Through the stories, the performer and Chicago business tycoon hammered at her central themes: that everyone’s life matters, everyone can tap into greatness, and giving to others is what makes everything worthwhile.
The messages, which she’s been giving since the 1990s, when she changed her show from the sensational and confrontational to something more focused on self-discovery, have created a very loyal fan base, which clearly has devotees in Ottawa.
Sheila O’Grady, 57, who just retired from her job as a tax auditor with the Canada Revenue Agency, said Oprah has been genuinely important in her life.
“I was a victim of childhood sexual abuse, and I’m a breast cancer survivor.

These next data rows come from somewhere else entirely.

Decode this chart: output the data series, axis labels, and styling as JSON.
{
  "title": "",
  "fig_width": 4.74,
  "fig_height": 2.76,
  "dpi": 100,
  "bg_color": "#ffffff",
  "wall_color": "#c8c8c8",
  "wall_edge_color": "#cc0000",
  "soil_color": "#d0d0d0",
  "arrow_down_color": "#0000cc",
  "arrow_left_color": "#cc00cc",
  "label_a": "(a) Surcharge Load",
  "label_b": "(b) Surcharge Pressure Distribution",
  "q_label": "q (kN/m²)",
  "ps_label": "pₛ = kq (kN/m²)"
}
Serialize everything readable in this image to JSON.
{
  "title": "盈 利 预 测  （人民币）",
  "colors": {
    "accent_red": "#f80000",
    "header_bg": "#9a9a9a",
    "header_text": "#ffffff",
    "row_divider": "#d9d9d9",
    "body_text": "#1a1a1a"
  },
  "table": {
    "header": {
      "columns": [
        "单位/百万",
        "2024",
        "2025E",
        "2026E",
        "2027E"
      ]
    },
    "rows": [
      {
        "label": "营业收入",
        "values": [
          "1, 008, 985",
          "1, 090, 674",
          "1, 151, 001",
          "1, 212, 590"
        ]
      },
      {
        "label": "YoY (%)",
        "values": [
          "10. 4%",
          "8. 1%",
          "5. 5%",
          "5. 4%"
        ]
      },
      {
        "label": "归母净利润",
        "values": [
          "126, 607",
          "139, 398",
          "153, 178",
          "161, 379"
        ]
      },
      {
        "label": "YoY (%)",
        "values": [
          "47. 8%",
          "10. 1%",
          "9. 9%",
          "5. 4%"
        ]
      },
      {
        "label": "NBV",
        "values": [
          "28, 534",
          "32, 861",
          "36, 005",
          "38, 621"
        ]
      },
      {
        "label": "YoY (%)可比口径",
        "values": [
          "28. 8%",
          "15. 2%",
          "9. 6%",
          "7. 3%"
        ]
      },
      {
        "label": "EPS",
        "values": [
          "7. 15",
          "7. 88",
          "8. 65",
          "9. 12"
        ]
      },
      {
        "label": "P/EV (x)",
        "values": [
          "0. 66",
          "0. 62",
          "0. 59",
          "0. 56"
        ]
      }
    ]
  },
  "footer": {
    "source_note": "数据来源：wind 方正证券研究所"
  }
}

A lot of the shows she did helped me work through my issues,” O’Grady said.
On the abuse, Oprah helped O’Grady learn that “you can step out of your past and you don’t have to let it rule your life.”
And in terms of health, O’Grady said she and her husband, Glenn Borthwick, who bravely joined her at the show, have both changed their lifestyles because of Oprah.
Bonnie Bowie, a 54-year-old manager at Bell Canada, came with her daughter Taryn, 22.
Mother and daughter, who for years watched the show together, said there was no question they would buy tickets.
“We would have been willing to go all the way to Chicago,” Bonnie said, adding that Oprah’s tackling of tough subjects made it easier for her to talk to her daughters about some subjects.
In Grade 9, Taryn chose Oprah as her subject in public speaking.
“She got an A,” remembered her mother.
And Mony Dojeiji, 47, came to the show with a copy of the book that she says Oprah inspired her to write. Thirteen years ago, the Ottawa native left a good job in the U.S. as a marketer with Microsoft because, after watching Oprah, she realized that life “has to have more meaning that just selling software.”
Dojeiji, who now lives in Ottawa again, travelled the world, met her husband, and recently wrote Walking for Peace: An Inner Journey.
Whether or not that book benefits from the magic touch of Oprah’s recommendations, the TV baroness is likely to at least appreciate the sentiment.
“Honour the calling,” Oprah told the crowd several times. “You are here because you have so much to give.”